The results of this study demonstrate that RRMS patients had lower plasma 25(OH)D concentrations compared with HC during the winter months. In agreement with our results, previous studies  demonstrated summer/winter differences in vitamin D status between MS patients and HC. In our opinion, differences in plasma 25(OH)D concentrations during summer could not be detected because sun exposure in these months led to an increase in plasma 25(OH)D concentrations in RRMS patients to levels similar to HC.
In this study, the RRMS patients selected were not on disease-modifying drugs (DMD) since we aimed to analyse plasma 25(OH)D concentrations, T-cell reactivity against myelin peptides and the association between vitamin D status and clinical, radiological and immunological variables without the interference of immunomodulatory treatment. The main reasons for patients not receiving DMD were: they did not fulfil the criteria for receiving DMD in our area (two relapses in the previous three years) or did not wish to be treated with DMD.
In this study, PPMS patients had similar plasma 25(OH)D concentrations to HC, as previously reported . Consistent with these observations, a growing body of evidence indicates that distinct pathogenic processes mediate brain damage in different groups of MS patients .
Several efforts have been made to correlate clinical, radiological and immunological MS data with plasma 25(OH)D concentrations Reviewed in . However, a relationship between vitamin D and clinical activity of the disease has not been established. In accordance with our results, a significant correlation of plasma 25(OH)D with gadolinium-enhanced or T2-weighted MRI has not been reported. In contrast, previous studies demonstrated a correlation between low 25(OH)D levels and high EDSS score or an increased risk of relapse [8–10], which concurred with our observation that patients with 25(OH)D insufficiency had higher EDSS scores than those with sufficient 25(OH)D. We believe there are two possible explanations. Low 25(OH)D levels could induce a greater neurological disability due to an aetiopathogenic factor. Disabled patients with high EDSS have loss of autonomy, gait impairment and a more sedentary lifestyle than patients with low EDSS; therefore, they are less likely to be exposed to sun, which could lead to less endogenous synthesis of 25(OH)D.
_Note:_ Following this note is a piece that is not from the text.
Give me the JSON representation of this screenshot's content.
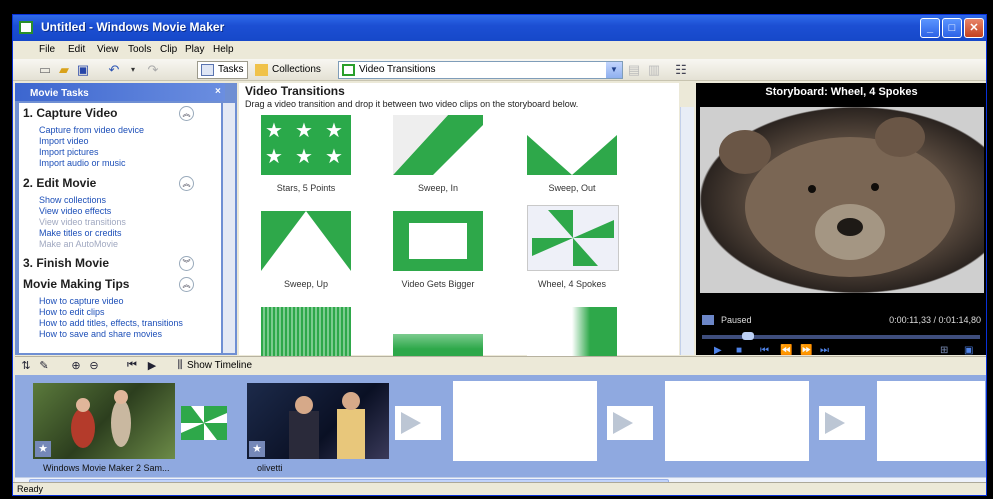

Furthermore, lower plasma 25(OH)D concentrations were observed in patients with positive T-cell proliferation against myelin peptides who had a higher number of previous relapses and greater disability than unresponsive patients. A limitation of this study is that our cohort was too small to permit a definitive assessment of the clinical outcome measures. However, we believe increasing 25(OH)D levels exert a possible beneficial effect on improving not only immunological variables such as T-cell proliferation against myelin peptides but also the clinical parameters. In this context, previous studies  reported that MS patients treated with vitamin D supplements had a reduced number of relapse events and a persistent reduction in T-cell proliferation compared to controls.
To define the role of vitamin D as an immunomodulatory agent, the relationship between plasma 25(OH)D concentrations and immunological parameters such as proliferation of T-cell reactivity against myelin peptides was analysed in this study. Previously, we demonstrated that T-cell proliferation against a selected mix of 7 myelin peptides was more common in RRMS patients than in HC, which supports their pathogenic significance in MS . Interestingly, patients with positive T-cell proliferation against myelin peptides had low levels of plasma 25(OH)D. Correale et al.  demonstrated by in vitro coculture with 1,25(OH)2D3 that the proliferation of myelin basic protein (MBP)-specific T cells was significantly inhibited. These results suggest that vitamin D may play an immunomodulatory role in T-cell proliferation to myelin peptides. Moreover, previous studies reported an inhibitory effect of vitamin D on Th1 cell function and a beneficial effect on Th2 and Treg cells in vitro . Furthermore, 1,25-(OH)2D proved to exert a beneficial effect on clinical and histological disease features in an experimental allergic encephalomyelitis animal model of MS .
Vitamin D acts through the vitamin D receptor (VDR). Certain polymorphisms of the VDR may modify vitamin D function. Some studies showed that polymorphisms are significantly more common in MS . Nevertheless, other studies found no differences in VDR gene polymorphisms between MS and control groups . A limitation of this study was that we did not determine the polymorphisms of the VDR, which should therefore be assessed in further studies on vitamin D and MS.